Another challenge in my life during those months was my relationship with Dr. R.  He cared passionately about his young patients, but seemed to regard parents as incompetent and untrustworthy.  When Karis got sick, he would yell at me and blame me for whatever was going wrong.  One time, when Karis had to be hospitalized after our family had been on a camping trip, he shouted “When are you going to get it through your head that your daughter is sick, and you can not treat her like a normal child?”  For once I had the nerve to yell back, “Never!”  (I knew that nothing about the camping trip had made her sick.  She was as likely to get sick just staying at home doing nothing in particular.)

Karis was a completely normal child, with only one problem:  her intestine didn’t function very well.  I saw no reason to make her into a “sickie.”  Karis herself was so enthusiastic about life that she wouldn’t have permitted us to coddle her.  Whenever she had energy she was up and busily involved with any fun or mischief or play or learning that could be had.  She danced before she could walk.  She had an impish sense of humor and a wonderful grin.  She lived life with zest, loved everyone, and assumed that everyone loved her.

I knew, in fact, that Dr. R did love Karis, and along with his wonderful nurse Donna, this was the redemptive factor in being able to hang in there with him.  One early morning, having spent the night at the hospital with Karis because she wasn’t doing well, upon returning to her room from the bathroom I saw Dr. R leaning over Karis in her crib, saying, “Poor little lamb, I wish I could help you.”  I quickly backed out of the room and since my stockinged feet made no noise, I don’t think he heard me.  When after a few minutes I walked back in, he was as rough and gruff with me as always, but I had caught a glimpse of tenderness beneath his tough shell that helped me weather his harshness in relation to me.

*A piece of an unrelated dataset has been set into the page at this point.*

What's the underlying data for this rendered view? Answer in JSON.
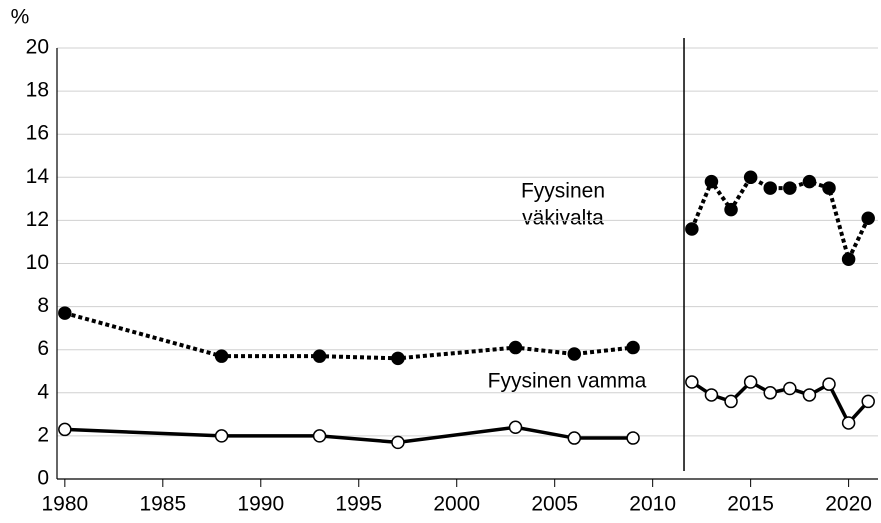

David’s employer didn’t care where he lived, as long as he could get to an airport.  We became intrigued with a church in Port Huron, Michigan and wanted to be a part of it.  In December of 1985, when Karis was 2½, Danny 4 and Rachel 8 months old, we moved to Port Huron, to live in a house that a realtor from that church had found for us.  Dr. R referred Karis to Dr. P at Children’s Hospital in Detroit.  What a marvel to discover a surgeon who could be kind both to my child and to me!  God was gracious in this, because the next year would be the most difficult in Karis’s little life so far.